Les détails sont dans mon billet 2015 : dictionnaire du voyageur de Michel Garcia

 

On peut pratiquer des réserves physiques ou chimiques. Physiques: c'est le shibori bien connu (ou "tie-dye" à l'africaine). On noue, on fronce, on serre entre deux planches ou on roule sur un cylindre avant de teindre. Des zones cachées ne seront pas atteintes par la teinture.

Chimiques: la formulation dépend de la teinture. La réserve la plus connue est le batik, à la cire

Pour l'indigo, par exemple, MG propose de préparer "en dissolvant 80g de gomme arabique dans 200ml d’eau, puis on ajoute 40g d’argile bentonite" (source: son compte facebook, 2021). Une autre recette ici, avec sulfate de magnésium.

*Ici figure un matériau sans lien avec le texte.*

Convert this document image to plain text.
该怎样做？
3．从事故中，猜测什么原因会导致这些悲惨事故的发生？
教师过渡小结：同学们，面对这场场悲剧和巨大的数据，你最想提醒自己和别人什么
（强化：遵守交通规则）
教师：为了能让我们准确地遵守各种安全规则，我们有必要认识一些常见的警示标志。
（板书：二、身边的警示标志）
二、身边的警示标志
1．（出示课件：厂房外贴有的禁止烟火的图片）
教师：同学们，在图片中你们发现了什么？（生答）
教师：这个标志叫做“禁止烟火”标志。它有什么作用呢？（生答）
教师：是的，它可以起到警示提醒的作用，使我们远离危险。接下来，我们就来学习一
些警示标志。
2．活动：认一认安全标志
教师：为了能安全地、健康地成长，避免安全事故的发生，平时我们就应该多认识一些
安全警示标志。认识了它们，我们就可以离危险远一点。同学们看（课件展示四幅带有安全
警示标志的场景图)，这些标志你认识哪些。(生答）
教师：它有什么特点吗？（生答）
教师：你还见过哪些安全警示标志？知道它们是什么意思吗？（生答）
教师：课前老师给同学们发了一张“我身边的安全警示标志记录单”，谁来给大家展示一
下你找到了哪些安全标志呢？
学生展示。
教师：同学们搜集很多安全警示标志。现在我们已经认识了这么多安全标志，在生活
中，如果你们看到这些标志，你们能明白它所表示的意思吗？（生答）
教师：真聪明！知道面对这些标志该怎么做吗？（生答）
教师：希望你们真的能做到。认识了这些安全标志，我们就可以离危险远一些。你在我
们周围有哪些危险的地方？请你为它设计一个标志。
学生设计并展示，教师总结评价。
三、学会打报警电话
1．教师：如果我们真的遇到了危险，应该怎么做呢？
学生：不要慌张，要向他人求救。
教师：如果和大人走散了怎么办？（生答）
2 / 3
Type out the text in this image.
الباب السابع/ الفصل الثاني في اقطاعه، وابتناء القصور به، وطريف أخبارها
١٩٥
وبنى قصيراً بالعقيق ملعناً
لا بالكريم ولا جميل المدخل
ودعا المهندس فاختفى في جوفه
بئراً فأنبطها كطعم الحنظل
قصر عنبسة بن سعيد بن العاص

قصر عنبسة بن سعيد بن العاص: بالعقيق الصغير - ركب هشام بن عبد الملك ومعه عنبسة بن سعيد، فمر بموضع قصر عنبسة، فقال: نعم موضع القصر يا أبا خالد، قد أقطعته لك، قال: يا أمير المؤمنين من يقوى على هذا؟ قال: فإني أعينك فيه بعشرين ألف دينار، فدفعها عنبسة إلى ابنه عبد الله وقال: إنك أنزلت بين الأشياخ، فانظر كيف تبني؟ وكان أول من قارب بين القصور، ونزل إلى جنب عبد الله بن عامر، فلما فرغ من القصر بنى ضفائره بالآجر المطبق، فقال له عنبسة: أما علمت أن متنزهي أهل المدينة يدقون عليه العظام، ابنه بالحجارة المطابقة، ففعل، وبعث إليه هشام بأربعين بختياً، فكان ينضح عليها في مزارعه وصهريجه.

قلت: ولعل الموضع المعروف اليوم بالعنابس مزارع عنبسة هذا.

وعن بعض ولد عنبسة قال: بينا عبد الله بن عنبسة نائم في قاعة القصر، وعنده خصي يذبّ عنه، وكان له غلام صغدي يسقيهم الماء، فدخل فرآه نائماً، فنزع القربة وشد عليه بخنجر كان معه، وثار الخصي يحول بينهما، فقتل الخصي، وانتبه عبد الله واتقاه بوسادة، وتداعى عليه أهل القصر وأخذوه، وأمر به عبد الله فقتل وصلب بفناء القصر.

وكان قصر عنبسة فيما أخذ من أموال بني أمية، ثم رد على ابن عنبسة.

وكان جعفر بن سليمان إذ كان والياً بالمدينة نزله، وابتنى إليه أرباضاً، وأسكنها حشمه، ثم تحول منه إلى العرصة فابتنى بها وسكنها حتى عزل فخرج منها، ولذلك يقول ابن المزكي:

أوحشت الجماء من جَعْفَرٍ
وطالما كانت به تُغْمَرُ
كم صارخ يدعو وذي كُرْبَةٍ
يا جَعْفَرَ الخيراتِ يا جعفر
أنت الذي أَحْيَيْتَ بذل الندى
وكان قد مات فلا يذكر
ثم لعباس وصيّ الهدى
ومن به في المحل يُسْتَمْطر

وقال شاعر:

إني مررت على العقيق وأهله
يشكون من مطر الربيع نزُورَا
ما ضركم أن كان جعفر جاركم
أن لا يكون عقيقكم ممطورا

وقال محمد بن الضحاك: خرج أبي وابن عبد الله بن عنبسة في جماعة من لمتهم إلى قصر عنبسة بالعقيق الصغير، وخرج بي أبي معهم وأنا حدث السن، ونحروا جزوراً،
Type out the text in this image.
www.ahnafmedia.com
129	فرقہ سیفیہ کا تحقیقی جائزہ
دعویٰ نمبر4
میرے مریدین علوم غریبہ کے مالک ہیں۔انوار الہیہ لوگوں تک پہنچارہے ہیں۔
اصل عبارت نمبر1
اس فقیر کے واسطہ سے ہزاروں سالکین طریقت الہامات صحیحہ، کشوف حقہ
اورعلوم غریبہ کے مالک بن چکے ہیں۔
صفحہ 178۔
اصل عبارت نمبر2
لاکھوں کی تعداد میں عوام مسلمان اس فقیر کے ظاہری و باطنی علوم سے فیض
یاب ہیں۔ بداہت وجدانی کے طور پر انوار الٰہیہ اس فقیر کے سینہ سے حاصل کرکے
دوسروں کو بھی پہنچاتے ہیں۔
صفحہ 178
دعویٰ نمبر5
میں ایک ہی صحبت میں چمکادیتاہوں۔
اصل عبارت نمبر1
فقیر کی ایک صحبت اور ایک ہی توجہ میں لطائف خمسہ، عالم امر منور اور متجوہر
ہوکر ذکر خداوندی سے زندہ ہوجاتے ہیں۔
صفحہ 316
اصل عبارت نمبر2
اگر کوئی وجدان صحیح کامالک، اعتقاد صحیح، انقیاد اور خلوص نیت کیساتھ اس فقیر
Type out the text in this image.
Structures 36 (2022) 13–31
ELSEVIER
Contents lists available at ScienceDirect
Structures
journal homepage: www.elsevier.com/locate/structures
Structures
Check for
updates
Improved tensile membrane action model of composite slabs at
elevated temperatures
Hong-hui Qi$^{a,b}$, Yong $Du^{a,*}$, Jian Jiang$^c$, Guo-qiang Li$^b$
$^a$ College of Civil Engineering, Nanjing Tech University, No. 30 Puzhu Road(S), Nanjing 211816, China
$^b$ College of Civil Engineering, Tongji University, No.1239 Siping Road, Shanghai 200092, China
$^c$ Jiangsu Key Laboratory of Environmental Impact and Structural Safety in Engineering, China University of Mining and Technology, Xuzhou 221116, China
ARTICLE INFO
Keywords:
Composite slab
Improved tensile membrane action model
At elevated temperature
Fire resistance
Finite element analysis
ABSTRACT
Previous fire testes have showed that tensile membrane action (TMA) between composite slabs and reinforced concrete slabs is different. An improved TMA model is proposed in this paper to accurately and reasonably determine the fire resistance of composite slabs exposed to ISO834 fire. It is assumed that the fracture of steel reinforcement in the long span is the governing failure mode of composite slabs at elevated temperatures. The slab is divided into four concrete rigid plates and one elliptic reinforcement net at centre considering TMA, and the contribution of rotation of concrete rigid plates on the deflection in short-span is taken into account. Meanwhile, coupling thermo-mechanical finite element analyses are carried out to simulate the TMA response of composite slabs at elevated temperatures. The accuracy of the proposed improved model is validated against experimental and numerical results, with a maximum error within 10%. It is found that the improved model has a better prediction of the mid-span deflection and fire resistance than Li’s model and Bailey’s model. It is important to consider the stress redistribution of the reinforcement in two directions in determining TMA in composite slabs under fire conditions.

John Marshall utilise pour l'indigo une pate de nori. $$TL$$ eau et amidon de rémy cuit en pate collante, puis additionné de cristaux de soude dilués  et cuits jusqu'à ce que devienne collant.

Ikat

Un tisserand peut jouer aussi sur le fil de chaîne, avant de tisser. Autre technique, la plus simple: on peut générer des chaines bicolores (souvent bleu/blanc) par réserve physique. En ikat, on enferme les zones à protéger de la couleur par des noeuds très serrés, sur l'écheveau (en shibori, on fait pareil mais sur un tissu fini).

Les zones liées empêchent le mordant et la couleur de pénétrer. Quand l'écheveau (pour un ikat de trame) ou la chaîne (cas d'un ikat classique, de chaîne) sont trempés dans le bain voulu, elle sortira zébrée selon l'ordre des liens.

La plupart des tisserands se plaignent de chiffonner leur longue chaîne lors de cette opération (tout comme 'est possible en peinture de chaine classique) - opération qui prend alors bien plus de temps qu eprévu puisqu'il faut réourdir tout le bazar chiffonné. Bonnie Tarse a inventé une solution de "presqu"ikat" qui règle ce problème. Voir dans le billet ad hoc.

 

Batik ou peinture sur soie: astuce maligne et impro pour tendre le tissu

voir à la min 3.50 d'une vidéo sur l'artiste Michael O'Connell: "wax resist batik artist's studio, home and textiles"

Supermalin pour tendre un tissu avant de le travailler:

  • (photos 1 et 2) de simples clous dans des planches, les bords du tissu sont piqués dans les clous;
  • (photos 3 et 4) le tissu est tendu par une planche tenue sur la tranche.


  


   


   

 

Ce sera utile si je veux utiliser un pinceau ou tjanting pour jeter des calligraphies sur le tissu. Pour travailler à la table chaude pour encaustique, j'apprêterai le tissu avant. Spray d'amidon, qui passera à l'eau tiède (pas chaude, sinon la cire se barre..).